Yo centraría los principales problemas que hay que abordar en tres: la contratación de profesores, la política de incentivos y la gobernanza de la Universidad.

La Ley de Universidades murciana es muy poco ambiciosa y ciertamente chapucera sobre todo estos aspectos. Increíblemente, la palabra ´investigación´ no aparece en sus principios; no se dice nada del sistema de contratación del profesorado, cuando la Universidad catalana ha basado gran parte de su estrategia en la búsqueda de los mejores fichajes para sus universidades señeras. En la coyuntura actual, para más inri, el Gobierno ha envejecido artificialmente las plantillas de profesores, evitando el reemplazo de los funcionarios que se jubilaban, en tanto que no ponía ningún coto a la acreditación. En verano de 2014 la cifra de acreditados sin plaza (catedráticos y titulares) superaba los 8600, hoy debe estar cerca de los 10.000. Unos académicos que exigen convertir todas sus acreditaciones en plaza, lo que creará un tapón que impedirá entrar en la universidad a cualquier joven con talento en décadas y que generará mayor endogamia, puesto que los rectores, temerosos de que un candidato de fuera se lleve la plaza, harán lo imposible por impedirlo antes de tener otro contrato. Cuando lo que deberían reclamar son comisiones realmente independientes, que permitan asegurar ni más ni menos que el mejor gane.

El tema de los incentivos es algo evidente: no se puede pagar igual a un profesor que literalmente se deja la piel que a otro que vegeta. Está claro que para pagar dignamente la productividad hace falta financiación. Por mi parte, me siento orgulloso de que hoy las universidades tenga un escueto plan plurianual de financiación, pero hay que ir más allá. Hay que dejar de financiarlas solo por el número de alumnos y hay que basar buena parte del dinero en sus resultados. Por lo que hace falta que el gobierno regional cumpla con ese compromiso, que debe ser exigente.

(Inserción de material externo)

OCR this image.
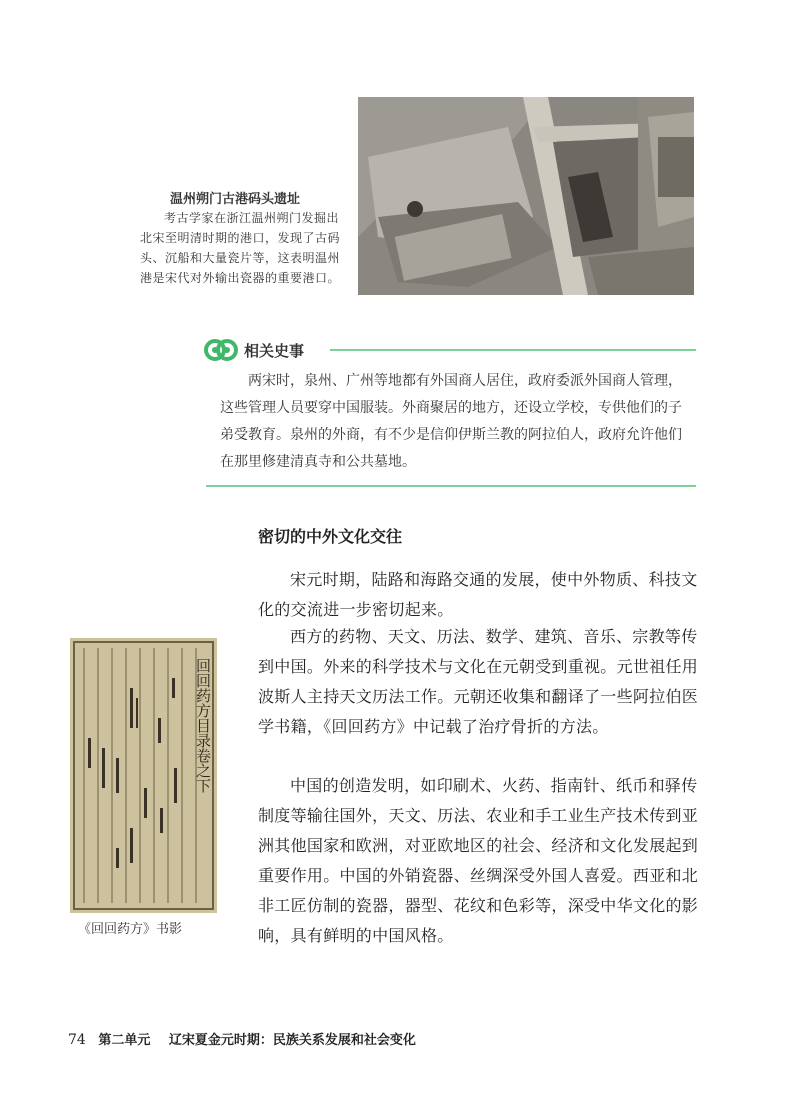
温州朔门古港码头遗址
考古学家在浙江温州朔门发掘出北宋至明清时期的港口，发现了古码头、沉船和大量瓷片等，这表明温州港是宋代对外输出瓷器的重要港口。
相关史事
两宋时，泉州、广州等地都有外国商人居住，政府委派外国商人管理，这些管理人员要穿中国服装。外商聚居的地方，还设立学校，专供他们的子弟受教育。泉州的外商，有不少是信仰伊斯兰教的阿拉伯人，政府允许他们在那里修建清真寺和公共墓地。
密切的中外文化交往
宋元时期，陆路和海路交通的发展，使中外物质、科技文化的交流进一步密切起来。
西方的药物、天文、历法、数学、建筑、音乐、宗教等传到中国。外来的科学技术与文化在元朝受到重视。元世祖任用波斯人主持天文历法工作。元朝还收集和翻译了一些阿拉伯医学书籍，《回回药方》中记载了治疗骨折的方法。
中国的创造发明，如印刷术、火药、指南针、纸币和驿传制度等输往国外，天文、历法、农业和手工业生产技术传到亚洲其他国家和欧洲，对亚欧地区的社会、经济和文化发展起到重要作用。中国的外销瓷器、丝绸深受外国人喜爱。西亚和北非工匠仿制的瓷器，器型、花纹和色彩等，深受中华文化的影响，具有鲜明的中国风格。
回回药方目录卷之下
《回回药方》书影
74 第二单元 辽宋夏金元时期：民族关系发展和社会变化
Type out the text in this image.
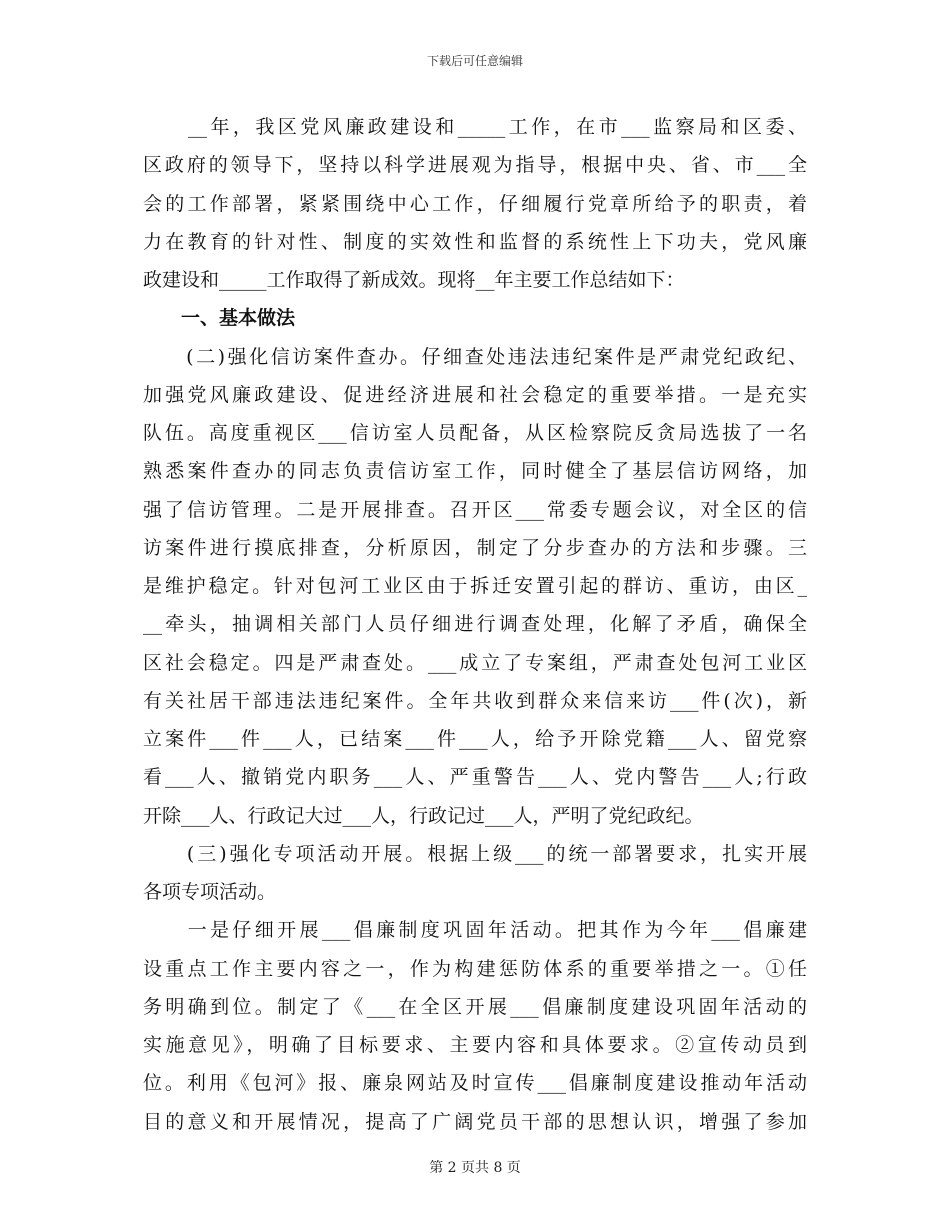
下载后可任意编辑
　　__年，我区党风廉政建设和_____工作，在市___监察局和区委、
区政府的领导下，坚持以科学进展观为指导，根据中央、省、市___全
会的工作部署，紧紧围绕中心工作，仔细履行党章所给予的职责，着
力在教育的针对性、制度的实效性和监督的系统性上下功夫，党风廉
政建设和_____工作取得了新成效。现将__年主要工作总结如下：
　　一、基本做法
　　(二)强化信访案件查办。仔细查处违法违纪案件是严肃党纪政纪、
加强党风廉政建设、促进经济进展和社会稳定的重要举措。一是充实
队伍。高度重视区___信访室人员配备，从区检察院反贪局选拔了一名
熟悉案件查办的同志负责信访室工作，同时健全了基层信访网络，加
强了信访管理。二是开展排查。召开区___常委专题会议，对全区的信
访案件进行摸底排查，分析原因，制定了分步查办的方法和步骤。三
是维护稳定。针对包河工业区由于拆迁安置引起的群访、重访，由区_
__牵头，抽调相关部门人员仔细进行调查处理，化解了矛盾，确保全
区社会稳定。四是严肃查处。___成立了专案组，严肃查处包河工业区
有关社居干部违法违纪案件。全年共收到群众来信来访___件(次)，新
立案件___件___人，已结案___件___人，给予开除党籍___人、留党察
看___人、撤销党内职务___人、严重警告___人、党内警告___人;行政
开除___人、行政记大过___人，行政记过___人，严明了党纪政纪。
　　(三)强化专项活动开展。根据上级___的统一部署要求，扎实开展
各项专项活动。
　　一是仔细开展___倡廉制度巩固年活动。把其作为今年___倡廉建
设重点工作主要内容之一，作为构建惩防体系的重要举措之一。①任
务明确到位。制定了《___在全区开展___倡廉制度建设巩固年活动的
实施意见》，明确了目标要求、主要内容和具体要求。②宣传动员到
位。利用《包河》报、廉泉网站及时宣传___倡廉制度建设推动年活动
目的意义和开展情况，提高了广阔党员干部的思想认识，增强了参加
第 2 页共 8 页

Por último, hay que replantearse seriamente el tema del gobierno de la universidad. De cara al futuro hay que tomar decisiones importantes y hoy por hoy no existe una programación a largo plazo de adonde queremos llevar a nuestras universidades. Nómbrense, por tanto, rectores y decanos para poner en órbita a las Universidades públicas. Gestores, no políticos en manos de intereses corporativos.

Equipos profesionales independientes que luchen por incrementar el nivel, con objetivos ambiciosos. Porque la mayor garantía de servicio público es que esa universidad sea reconocida como excelente.

¿Para cuándo todo esto? Urge. El mamut universitario camino lento a riesgo de ser engullido por los hielos.